The chronology of when Adam might have been given the title of “son” (“whether that was a pre-lapsarian (pre-fall) or post-lapsarian relationship”) is irrelevant. The relationship is by virtue of origin. Seth is Adam’s son because he came from Adam and Adam is God’s son because he came from God. In both cases they received their life from the other. There is no suggestion here that there is some kind of “adoption.” The issue is birth and origin. Adam was God’s son by virtue of God’s creation. Adam after all was created in the image of God, and that is a mark of sonship: “When Adam had lived 130 years, he fathered a son in his own likeness, after his image, and named him Seth” (Genesis 5.3).

Mark offers two reason to think that Adam was a son by nature. First, he says that Adam was a son of God in virtue of his coming from God. This is not a good reason, because sharks and geese and flies also came from God, but are not sons of God. Mark’s second reason is the same as Hodge’s, namely, that Adam was created in God’s image, and being made in God’s image is a mark of sonship, as seen in the example of Seth. But, just because the offspring of a man is the son of that man, it does not follow that when God creates a rational creature, this rational creature is a son of God. Implicit in Mark’s argument, therefore, is a [mistaken] assumption that human reproduction is sufficiently analogous to divine creation that truths concerning the former can be applied to the latter. Such an assumption implicitly denies (or fails to take sufficient notice of) the Creator-creature distinction. The interesting about the example of Seth is that St. Thomas (following St.
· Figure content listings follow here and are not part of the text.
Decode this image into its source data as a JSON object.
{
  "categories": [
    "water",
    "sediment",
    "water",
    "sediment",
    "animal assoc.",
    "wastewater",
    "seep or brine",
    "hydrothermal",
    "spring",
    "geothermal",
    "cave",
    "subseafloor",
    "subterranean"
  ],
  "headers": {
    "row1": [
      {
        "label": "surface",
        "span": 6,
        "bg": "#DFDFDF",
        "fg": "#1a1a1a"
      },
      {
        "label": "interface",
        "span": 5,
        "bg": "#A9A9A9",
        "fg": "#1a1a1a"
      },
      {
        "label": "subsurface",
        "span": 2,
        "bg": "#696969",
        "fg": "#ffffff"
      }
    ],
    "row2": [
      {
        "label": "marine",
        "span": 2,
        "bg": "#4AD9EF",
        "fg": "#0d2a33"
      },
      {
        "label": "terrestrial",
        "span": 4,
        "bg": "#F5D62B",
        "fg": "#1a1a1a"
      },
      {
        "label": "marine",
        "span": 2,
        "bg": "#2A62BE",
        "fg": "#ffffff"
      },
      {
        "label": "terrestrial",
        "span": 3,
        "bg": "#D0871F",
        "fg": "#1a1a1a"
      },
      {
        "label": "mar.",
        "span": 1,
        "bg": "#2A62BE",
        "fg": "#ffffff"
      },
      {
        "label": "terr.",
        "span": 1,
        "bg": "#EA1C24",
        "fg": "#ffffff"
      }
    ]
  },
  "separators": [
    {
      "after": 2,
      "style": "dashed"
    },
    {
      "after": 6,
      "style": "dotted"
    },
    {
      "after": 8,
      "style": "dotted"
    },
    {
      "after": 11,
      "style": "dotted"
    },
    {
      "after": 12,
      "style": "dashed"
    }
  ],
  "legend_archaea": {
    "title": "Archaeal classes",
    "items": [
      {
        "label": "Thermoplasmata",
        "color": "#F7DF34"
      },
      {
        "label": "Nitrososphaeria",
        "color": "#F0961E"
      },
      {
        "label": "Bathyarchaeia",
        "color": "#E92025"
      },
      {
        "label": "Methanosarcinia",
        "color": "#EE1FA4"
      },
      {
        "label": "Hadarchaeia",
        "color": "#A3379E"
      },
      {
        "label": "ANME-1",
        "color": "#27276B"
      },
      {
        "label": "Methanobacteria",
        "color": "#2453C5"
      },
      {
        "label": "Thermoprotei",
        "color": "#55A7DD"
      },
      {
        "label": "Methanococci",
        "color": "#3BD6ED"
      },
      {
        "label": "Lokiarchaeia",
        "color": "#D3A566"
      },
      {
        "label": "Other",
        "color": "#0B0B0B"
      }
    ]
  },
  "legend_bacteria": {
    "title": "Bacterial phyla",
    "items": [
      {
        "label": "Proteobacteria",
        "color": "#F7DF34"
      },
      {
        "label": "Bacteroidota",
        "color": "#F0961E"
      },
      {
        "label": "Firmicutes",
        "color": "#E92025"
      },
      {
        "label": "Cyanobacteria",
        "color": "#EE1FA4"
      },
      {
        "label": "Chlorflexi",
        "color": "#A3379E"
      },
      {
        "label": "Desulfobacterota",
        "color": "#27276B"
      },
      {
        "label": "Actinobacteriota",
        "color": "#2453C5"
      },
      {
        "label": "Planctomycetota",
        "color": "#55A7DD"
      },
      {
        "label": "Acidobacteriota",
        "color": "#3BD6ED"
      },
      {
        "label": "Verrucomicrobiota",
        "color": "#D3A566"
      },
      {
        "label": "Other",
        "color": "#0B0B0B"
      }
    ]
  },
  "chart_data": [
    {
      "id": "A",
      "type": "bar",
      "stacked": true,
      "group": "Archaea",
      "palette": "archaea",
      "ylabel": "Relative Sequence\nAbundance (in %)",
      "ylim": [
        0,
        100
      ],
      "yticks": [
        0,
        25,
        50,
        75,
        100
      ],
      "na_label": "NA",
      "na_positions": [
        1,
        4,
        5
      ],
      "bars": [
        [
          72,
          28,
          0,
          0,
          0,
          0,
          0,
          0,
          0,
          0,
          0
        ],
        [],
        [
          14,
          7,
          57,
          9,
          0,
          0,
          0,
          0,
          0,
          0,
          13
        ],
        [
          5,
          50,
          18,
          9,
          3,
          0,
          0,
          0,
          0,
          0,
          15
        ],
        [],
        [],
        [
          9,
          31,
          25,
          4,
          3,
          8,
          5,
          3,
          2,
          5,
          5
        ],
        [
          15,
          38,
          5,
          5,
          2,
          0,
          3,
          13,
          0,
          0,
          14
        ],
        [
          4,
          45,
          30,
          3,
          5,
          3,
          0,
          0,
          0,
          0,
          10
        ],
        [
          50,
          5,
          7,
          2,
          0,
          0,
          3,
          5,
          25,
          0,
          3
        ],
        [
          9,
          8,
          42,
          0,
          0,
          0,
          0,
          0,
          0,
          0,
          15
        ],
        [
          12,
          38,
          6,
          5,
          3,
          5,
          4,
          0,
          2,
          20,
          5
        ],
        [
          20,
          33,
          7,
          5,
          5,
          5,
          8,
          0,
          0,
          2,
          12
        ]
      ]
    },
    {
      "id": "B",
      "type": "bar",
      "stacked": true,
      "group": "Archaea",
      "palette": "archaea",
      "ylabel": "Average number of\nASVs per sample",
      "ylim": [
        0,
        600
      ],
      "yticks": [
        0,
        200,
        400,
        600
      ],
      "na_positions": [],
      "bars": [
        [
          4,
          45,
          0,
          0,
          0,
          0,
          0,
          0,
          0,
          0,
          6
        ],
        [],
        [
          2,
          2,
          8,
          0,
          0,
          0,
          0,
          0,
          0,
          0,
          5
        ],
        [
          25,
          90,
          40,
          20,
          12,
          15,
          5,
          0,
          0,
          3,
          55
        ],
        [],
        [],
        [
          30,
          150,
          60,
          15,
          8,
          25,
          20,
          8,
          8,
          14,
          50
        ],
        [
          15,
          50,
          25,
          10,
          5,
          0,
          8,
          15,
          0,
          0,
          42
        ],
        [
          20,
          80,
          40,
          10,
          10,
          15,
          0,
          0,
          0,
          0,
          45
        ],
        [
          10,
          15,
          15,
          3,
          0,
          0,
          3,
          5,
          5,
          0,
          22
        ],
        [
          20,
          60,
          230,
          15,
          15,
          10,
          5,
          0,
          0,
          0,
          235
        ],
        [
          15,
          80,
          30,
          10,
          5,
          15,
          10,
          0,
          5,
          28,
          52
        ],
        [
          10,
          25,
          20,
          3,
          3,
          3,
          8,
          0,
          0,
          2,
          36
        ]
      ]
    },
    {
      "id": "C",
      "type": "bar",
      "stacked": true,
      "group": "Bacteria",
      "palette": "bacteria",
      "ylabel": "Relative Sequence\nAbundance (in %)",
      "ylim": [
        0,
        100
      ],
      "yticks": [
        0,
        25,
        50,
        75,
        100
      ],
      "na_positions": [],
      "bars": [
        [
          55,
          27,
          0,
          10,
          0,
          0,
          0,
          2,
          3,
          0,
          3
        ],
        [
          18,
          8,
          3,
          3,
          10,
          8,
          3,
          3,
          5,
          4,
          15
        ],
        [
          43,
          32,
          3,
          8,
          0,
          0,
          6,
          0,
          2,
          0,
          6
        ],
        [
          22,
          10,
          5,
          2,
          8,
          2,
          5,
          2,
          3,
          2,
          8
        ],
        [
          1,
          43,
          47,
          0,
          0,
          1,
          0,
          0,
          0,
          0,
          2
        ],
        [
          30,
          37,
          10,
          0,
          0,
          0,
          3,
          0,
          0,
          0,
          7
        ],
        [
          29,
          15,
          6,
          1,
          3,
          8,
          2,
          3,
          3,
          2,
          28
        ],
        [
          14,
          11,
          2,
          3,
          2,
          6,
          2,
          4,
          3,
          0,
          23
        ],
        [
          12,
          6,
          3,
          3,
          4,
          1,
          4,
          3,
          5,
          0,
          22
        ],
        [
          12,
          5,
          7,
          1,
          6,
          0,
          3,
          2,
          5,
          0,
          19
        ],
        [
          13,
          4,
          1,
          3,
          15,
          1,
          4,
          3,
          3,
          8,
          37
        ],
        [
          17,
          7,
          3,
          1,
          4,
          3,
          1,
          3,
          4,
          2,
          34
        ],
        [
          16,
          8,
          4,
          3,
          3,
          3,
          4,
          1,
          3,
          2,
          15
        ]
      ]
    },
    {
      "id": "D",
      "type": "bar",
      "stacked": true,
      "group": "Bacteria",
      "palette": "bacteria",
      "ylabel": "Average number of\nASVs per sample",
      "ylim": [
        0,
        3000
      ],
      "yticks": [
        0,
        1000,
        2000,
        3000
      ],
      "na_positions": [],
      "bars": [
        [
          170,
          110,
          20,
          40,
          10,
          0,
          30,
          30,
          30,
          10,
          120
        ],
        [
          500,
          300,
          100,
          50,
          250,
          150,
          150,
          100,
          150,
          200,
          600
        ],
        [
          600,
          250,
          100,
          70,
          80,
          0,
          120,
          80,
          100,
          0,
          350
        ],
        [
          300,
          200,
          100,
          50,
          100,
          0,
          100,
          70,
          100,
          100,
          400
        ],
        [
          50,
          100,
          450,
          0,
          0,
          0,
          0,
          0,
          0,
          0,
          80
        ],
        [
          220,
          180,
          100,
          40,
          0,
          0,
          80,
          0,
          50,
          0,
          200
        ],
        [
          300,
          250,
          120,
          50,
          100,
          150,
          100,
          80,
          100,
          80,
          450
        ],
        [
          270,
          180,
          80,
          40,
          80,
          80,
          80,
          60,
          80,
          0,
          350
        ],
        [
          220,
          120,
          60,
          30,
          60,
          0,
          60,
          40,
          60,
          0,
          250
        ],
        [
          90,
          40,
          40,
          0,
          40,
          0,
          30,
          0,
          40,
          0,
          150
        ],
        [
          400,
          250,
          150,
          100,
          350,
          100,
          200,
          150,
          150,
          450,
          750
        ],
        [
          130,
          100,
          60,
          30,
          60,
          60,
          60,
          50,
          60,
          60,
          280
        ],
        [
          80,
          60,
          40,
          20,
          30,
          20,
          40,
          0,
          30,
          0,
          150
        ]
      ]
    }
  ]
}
Augustine) makes a distinction between ‘image’ and ‘likeness.’ See Summa Theologica I. Q.93 a.9. Whether St. Thomas is right about that or not, I don’t know and have no intention of arguing. But if he is right about that, then Seth did bear the likeness of Adam because after the Fall Adam had lost original righteousness, and thus Seth, by being born without original righteousness from fallen Adam, was truly said to be not only in the image of Adam as man, but also in his likeness as fallen.

Ok, to the first objection–“sharks and geese and flies also came from God, but are not sons of God”:

  1. Read Genesis 1. Animals did not come from God in the same way that Adam did. His creation is singled out as personal sculpting along with mouth-to-nose suscitation. (And subsequent generations have nothing to do with anything)
  2. And since Luke makes the comparison, I think he deserves more consideration. Luke singled out Jesus as “son” and then tells us that Adam was “son.” Go tell him about sharks, geese, flies, or any other animal that comes to mind.
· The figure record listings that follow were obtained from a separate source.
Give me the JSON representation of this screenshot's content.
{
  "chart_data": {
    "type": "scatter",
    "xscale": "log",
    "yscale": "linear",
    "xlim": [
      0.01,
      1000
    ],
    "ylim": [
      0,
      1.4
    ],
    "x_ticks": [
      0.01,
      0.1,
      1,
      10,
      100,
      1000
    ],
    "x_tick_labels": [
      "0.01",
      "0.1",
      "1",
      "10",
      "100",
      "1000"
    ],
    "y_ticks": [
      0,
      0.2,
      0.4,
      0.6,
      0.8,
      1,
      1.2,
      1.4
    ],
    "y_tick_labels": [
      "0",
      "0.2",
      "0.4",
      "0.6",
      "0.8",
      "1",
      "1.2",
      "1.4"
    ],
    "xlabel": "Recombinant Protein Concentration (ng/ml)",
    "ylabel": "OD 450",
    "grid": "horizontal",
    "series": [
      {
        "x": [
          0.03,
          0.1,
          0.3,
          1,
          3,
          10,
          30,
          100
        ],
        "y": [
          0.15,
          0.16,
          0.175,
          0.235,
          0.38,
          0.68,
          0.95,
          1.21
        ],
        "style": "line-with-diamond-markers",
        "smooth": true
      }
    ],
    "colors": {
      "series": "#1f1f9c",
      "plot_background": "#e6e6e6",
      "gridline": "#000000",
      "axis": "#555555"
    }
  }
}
And the second objection–“Implicit in Mark’s argument, therefore, is a [mistaken] assumption that human reproduction is sufficiently analogous to divine creation that truths concerning the former can be applied to the latter. Such an assumption implicitly denies (or fails to take sufficient notice of) the Creator-creature distinction.”

  1. If I was arguing for an Arian heresy or that Adam was a member of the Trinity; this would be cogent.
  2. But since I’m not doing any such thing, claiming that the “image” language in 5.3 is supposed to tell us nothing about the only previous time it is mentioned is simply not cogent.
  3. And again Luke seems to have noticed it and made the connection. Otherwise, why say that Adam was from God in the genealogy of Jesus. Genesis 1 says nothing about sonship. The only link is to Seth’s sonship.
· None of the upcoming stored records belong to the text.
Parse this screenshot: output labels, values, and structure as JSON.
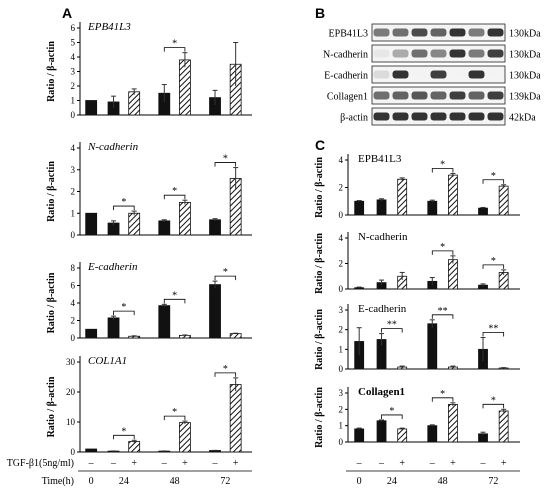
{
  "panel_labels": {
    "a": "A",
    "b": "B",
    "c": "C"
  },
  "x_axis": {
    "treatment_label": "TGF-β1(5ng/ml)",
    "time_label": "Time(h)",
    "treatment_signs": [
      "–",
      "–",
      "+",
      "–",
      "+",
      "–",
      "+"
    ],
    "time_values": [
      "0",
      "24",
      "48",
      "72"
    ]
  },
  "western_blot": {
    "bands": [
      {
        "protein": "EPB41L3",
        "size": "130kDa"
      },
      {
        "protein": "N-cadherin",
        "size": "130kDa"
      },
      {
        "protein": "E-cadherin",
        "size": "130kDa"
      },
      {
        "protein": "Collagen1",
        "size": "139kDa"
      },
      {
        "protein": "β-actin",
        "size": "42kDa"
      }
    ],
    "intensity": [
      [
        0.55,
        0.6,
        0.75,
        0.65,
        0.85,
        0.55,
        0.85
      ],
      [
        0.1,
        0.35,
        0.6,
        0.5,
        0.85,
        0.55,
        0.8
      ],
      [
        0.15,
        0.85,
        0.05,
        0.8,
        0.05,
        0.85,
        0.05
      ],
      [
        0.6,
        0.65,
        0.7,
        0.65,
        0.8,
        0.65,
        0.8
      ],
      [
        0.85,
        0.85,
        0.85,
        0.85,
        0.85,
        0.85,
        0.85
      ]
    ]
  },
  "chart_data": [
    {
      "panel": "A",
      "type": "bar",
      "title": "EPB41L3",
      "ylabel": "Ratio / β-actin",
      "ylim": [
        0,
        6
      ],
      "yticks": [
        0,
        1,
        2,
        3,
        4,
        5,
        6
      ],
      "values": [
        1.0,
        0.9,
        1.6,
        1.5,
        3.8,
        1.2,
        3.5
      ],
      "errors": [
        0,
        0.4,
        0.2,
        0.6,
        0.5,
        0.5,
        1.5
      ],
      "sig": [
        {
          "from": 3,
          "to": 4,
          "label": "*"
        }
      ]
    },
    {
      "panel": "A",
      "type": "bar",
      "title": "N-cadherin",
      "ylabel": "Ratio / β-actin",
      "ylim": [
        0,
        4
      ],
      "yticks": [
        0,
        1,
        2,
        3,
        4
      ],
      "values": [
        1.0,
        0.55,
        1.0,
        0.65,
        1.5,
        0.7,
        2.6
      ],
      "errors": [
        0,
        0.1,
        0.1,
        0.05,
        0.1,
        0.05,
        0.5
      ],
      "sig": [
        {
          "from": 1,
          "to": 2,
          "label": "*"
        },
        {
          "from": 3,
          "to": 4,
          "label": "*"
        },
        {
          "from": 5,
          "to": 6,
          "label": "*"
        }
      ]
    },
    {
      "panel": "A",
      "type": "bar",
      "title": "E-cadherin",
      "ylabel": "Ratio / β-actin",
      "ylim": [
        0,
        8
      ],
      "yticks": [
        0,
        2,
        4,
        6,
        8
      ],
      "values": [
        1.0,
        2.3,
        0.2,
        3.7,
        0.3,
        6.1,
        0.5
      ],
      "errors": [
        0,
        0.2,
        0.05,
        0.15,
        0.05,
        0.4,
        0.05
      ],
      "sig": [
        {
          "from": 1,
          "to": 2,
          "label": "*"
        },
        {
          "from": 3,
          "to": 4,
          "label": "*"
        },
        {
          "from": 5,
          "to": 6,
          "label": "*"
        }
      ]
    },
    {
      "panel": "A",
      "type": "bar",
      "title": "COL1A1",
      "ylabel": "Ratio / β-actin",
      "ylim": [
        0,
        30
      ],
      "yticks": [
        0,
        10,
        20,
        30
      ],
      "values": [
        1.0,
        0.3,
        3.5,
        0.3,
        9.8,
        0.5,
        22.5
      ],
      "errors": [
        0,
        0.05,
        0.4,
        0.05,
        0.5,
        0.05,
        2.2
      ],
      "sig": [
        {
          "from": 1,
          "to": 2,
          "label": "*"
        },
        {
          "from": 3,
          "to": 4,
          "label": "*"
        },
        {
          "from": 5,
          "to": 6,
          "label": "*"
        }
      ]
    },
    {
      "panel": "C",
      "type": "bar",
      "title": "EPB41L3",
      "ylabel": "Ratio / β-actin",
      "ylim": [
        0,
        4
      ],
      "yticks": [
        0,
        2,
        4
      ],
      "values": [
        1.0,
        1.1,
        2.6,
        1.0,
        2.9,
        0.5,
        2.1
      ],
      "errors": [
        0.05,
        0.08,
        0.1,
        0.08,
        0.12,
        0.05,
        0.1
      ],
      "sig": [
        {
          "from": 3,
          "to": 4,
          "label": "*"
        },
        {
          "from": 5,
          "to": 6,
          "label": "*"
        }
      ]
    },
    {
      "panel": "C",
      "type": "bar",
      "title": "N-cadherin",
      "ylabel": "Ratio / β-actin",
      "ylim": [
        0,
        4
      ],
      "yticks": [
        0,
        2,
        4
      ],
      "values": [
        0.1,
        0.5,
        1.0,
        0.6,
        2.3,
        0.3,
        1.3
      ],
      "errors": [
        0.05,
        0.2,
        0.3,
        0.3,
        0.3,
        0.1,
        0.2
      ],
      "sig": [
        {
          "from": 3,
          "to": 4,
          "label": "*"
        },
        {
          "from": 5,
          "to": 6,
          "label": "*"
        }
      ]
    },
    {
      "panel": "C",
      "type": "bar",
      "title": "E-cadherin",
      "ylabel": "Ratio / β-actin",
      "ylim": [
        0,
        3
      ],
      "yticks": [
        0,
        1,
        2,
        3
      ],
      "values": [
        1.4,
        1.5,
        0.1,
        2.3,
        0.1,
        1.0,
        0.05
      ],
      "errors": [
        0.7,
        0.3,
        0.05,
        0.2,
        0.05,
        0.6,
        0.02
      ],
      "sig": [
        {
          "from": 1,
          "to": 2,
          "label": "**"
        },
        {
          "from": 3,
          "to": 4,
          "label": "**"
        },
        {
          "from": 5,
          "to": 6,
          "label": "**"
        }
      ]
    },
    {
      "panel": "C",
      "type": "bar",
      "title": "Collagen1",
      "ylabel": "Ratio / β-actin",
      "ylim": [
        0,
        3
      ],
      "yticks": [
        0,
        1,
        2,
        3
      ],
      "values": [
        0.8,
        1.3,
        0.8,
        1.0,
        2.3,
        0.5,
        1.9
      ],
      "errors": [
        0.05,
        0.05,
        0.05,
        0.05,
        0.1,
        0.1,
        0.1
      ],
      "sig": [
        {
          "from": 1,
          "to": 2,
          "label": "*"
        },
        {
          "from": 3,
          "to": 4,
          "label": "*"
        },
        {
          "from": 5,
          "to": 6,
          "label": "*"
        }
      ]
    }
  ]
}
Of course, Bryan does prove that I am no true Presbyterian. He shows I had a chance to accuse a nominally Reformed blog of being crypto-Roman-Catholic. No real Calvinist blogger would ever let such an opportunity pass him by.

All kidding aside, I am still not seeing any compulsion to worry about nature and “supernature” the way that Bryan does. I’ll have to study it more some time.